Malta Financial Services Authority Regulate Binary Options
Regulation, Regulation, Regulation! It seems that the latest trend is for regulation to become a must not just an option for binary options – pun not intended, it just came out. The most recent step was made by the Malta Financial Services Authority (MFSA) as they have released a notice signaling they are harshening the conditions for new brokers to become regulated. Keep reading for more insights.
MFSA: Reasons, Changes and Requirements
The main reason why the MFSA is tightening regulatory conditions is the high risk associated with binary options and the fact that they are so easily available to retail clients. In plain words they are saying what I have been saying: binary options are not as easy as brokers want you to believe and on top of that, almost everyone can open a trading account with ease. The Malta Financial Services Authority will not allow new and unknown brokers to become regulated so at least we know that if a broker is regulated by the MFSA, we are in good hands. Some of the requirements are good reputation, previous experience in a regulated environment, good performance regarding the handling of complaints from their customers and last but not least, key personnel has to be of high competence and expertise. The members of the Board of Directors must have extensive experience in the field of binary options so maybe now when your account manager tells you he has 20 years’ experience he is not lying. Sure, probably your account manager is not a member of the Board but he should be considered key personnel.
Another important aspect is the need for deep pockets. So from now on, a license applicant (broker) is required to have an initial capital of 730,000 euro. If the regulator considers that additional capital is required, the broker must come up with more – MFSA says “Jump!” and brokers say “How high?”. This makes me believe that we won’t see brokers pop out over night like they have been doing lately (in fact it will be almost impossible for new and unknown brokers to become regulated by the MFSA for the reasons above). Also, they will pay a lot more attention to their clients and will be more concerned about people leaving and taking their binary option business elsewhere so ultimately the traders are the one who will benefit.
There is another requirement I am particularly fond of: local presence. The broker applying for license has to conduct the core activity from within Malta. In other words they cannot just have an address there and operate from other parts of the world. Of course, some activities which are not considered crucial to the operation of the brokerage and can be performed from other parts of the world or through outsourcing.
There are some restrictions surrounding the trading platform itself: the MFSA prefers that applicants use a well known platform as opposed to one build in-house. This probably means that we will see more of SpotOption’s platforms, which is not a bad thing but it hinders innovation and doesn’t really allow newcomers. However, if the brokerage wishes to use a proprietary platform, they will have to have it certified by an independent and reputable IT firm.

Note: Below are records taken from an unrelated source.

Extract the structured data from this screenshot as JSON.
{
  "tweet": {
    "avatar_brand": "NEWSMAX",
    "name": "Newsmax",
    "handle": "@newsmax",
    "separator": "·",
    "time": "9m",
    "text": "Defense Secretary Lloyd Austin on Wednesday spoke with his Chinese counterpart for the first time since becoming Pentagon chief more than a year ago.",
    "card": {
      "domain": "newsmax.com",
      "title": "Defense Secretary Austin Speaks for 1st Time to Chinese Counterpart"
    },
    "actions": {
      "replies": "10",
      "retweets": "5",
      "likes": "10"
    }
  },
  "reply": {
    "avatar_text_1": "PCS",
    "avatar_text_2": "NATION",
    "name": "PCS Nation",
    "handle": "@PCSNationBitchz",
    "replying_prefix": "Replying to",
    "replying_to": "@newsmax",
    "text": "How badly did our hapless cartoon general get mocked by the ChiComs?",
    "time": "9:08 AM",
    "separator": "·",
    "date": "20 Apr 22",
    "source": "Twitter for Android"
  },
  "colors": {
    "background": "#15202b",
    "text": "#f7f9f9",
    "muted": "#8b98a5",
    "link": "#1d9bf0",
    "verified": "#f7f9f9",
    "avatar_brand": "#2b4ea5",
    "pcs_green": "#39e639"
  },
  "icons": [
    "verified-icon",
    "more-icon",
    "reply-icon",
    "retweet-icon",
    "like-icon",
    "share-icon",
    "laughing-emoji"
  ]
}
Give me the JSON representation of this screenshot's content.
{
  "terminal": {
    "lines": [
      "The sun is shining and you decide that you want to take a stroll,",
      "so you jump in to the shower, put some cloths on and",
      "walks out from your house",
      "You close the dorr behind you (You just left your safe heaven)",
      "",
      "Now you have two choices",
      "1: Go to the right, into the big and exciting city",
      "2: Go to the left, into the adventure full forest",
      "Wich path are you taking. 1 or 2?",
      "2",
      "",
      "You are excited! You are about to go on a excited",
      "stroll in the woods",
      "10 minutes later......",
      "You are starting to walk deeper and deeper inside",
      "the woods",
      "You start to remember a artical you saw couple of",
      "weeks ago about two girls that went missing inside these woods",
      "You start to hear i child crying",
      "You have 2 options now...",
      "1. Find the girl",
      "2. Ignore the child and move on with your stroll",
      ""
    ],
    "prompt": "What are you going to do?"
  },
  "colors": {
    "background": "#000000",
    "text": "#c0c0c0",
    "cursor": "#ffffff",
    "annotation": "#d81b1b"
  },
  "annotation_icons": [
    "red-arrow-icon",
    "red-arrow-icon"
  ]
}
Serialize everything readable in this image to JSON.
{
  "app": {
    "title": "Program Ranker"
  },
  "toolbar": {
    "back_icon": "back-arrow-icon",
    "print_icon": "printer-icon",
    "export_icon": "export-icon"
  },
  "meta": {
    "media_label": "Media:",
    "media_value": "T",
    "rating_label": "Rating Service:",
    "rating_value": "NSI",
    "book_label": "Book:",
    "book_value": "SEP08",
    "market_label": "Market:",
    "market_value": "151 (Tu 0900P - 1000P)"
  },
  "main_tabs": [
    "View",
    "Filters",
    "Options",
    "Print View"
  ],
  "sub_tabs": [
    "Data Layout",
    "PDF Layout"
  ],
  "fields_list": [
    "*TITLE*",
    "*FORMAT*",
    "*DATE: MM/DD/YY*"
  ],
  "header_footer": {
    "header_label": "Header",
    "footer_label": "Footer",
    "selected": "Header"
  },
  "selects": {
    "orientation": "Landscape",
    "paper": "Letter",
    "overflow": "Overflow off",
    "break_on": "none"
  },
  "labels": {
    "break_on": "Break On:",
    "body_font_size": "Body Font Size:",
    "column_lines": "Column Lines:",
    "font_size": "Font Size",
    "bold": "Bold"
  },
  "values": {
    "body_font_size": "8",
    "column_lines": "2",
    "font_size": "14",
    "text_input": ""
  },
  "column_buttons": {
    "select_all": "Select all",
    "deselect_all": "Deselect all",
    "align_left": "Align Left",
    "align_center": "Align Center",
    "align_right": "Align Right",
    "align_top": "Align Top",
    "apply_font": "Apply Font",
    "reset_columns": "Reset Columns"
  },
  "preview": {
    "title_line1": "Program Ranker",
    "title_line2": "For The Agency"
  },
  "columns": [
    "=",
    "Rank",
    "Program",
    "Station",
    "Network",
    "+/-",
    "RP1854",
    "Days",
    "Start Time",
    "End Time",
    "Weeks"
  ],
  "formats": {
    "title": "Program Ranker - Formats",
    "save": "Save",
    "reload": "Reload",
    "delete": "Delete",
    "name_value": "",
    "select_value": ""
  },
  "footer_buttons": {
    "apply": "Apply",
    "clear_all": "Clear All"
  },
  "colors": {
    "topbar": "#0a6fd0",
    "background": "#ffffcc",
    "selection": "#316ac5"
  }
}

The Knights of Malta – Defending Binary Options Traders
In my opinion, most of the rules imposed by the Malta Financial Services Authority are a good addition because frankly, binary options brokers do as they please with clients’ money. I’d really like to trade with a brokerage that has people with trading experience in charge, a real address where you can actually find them, good reputation and previous experience in the trading field. But the real question is: how many brokers will actually want to be regulated by the Malta Financial Services Authority? If they are not regulated by the MFSA, they cannot accept Maltese clients, but is that so important? Sure there are binary options traders in Malta, but maybe there aren’t so many that binary options brokers will go through all the hassle to get regulated.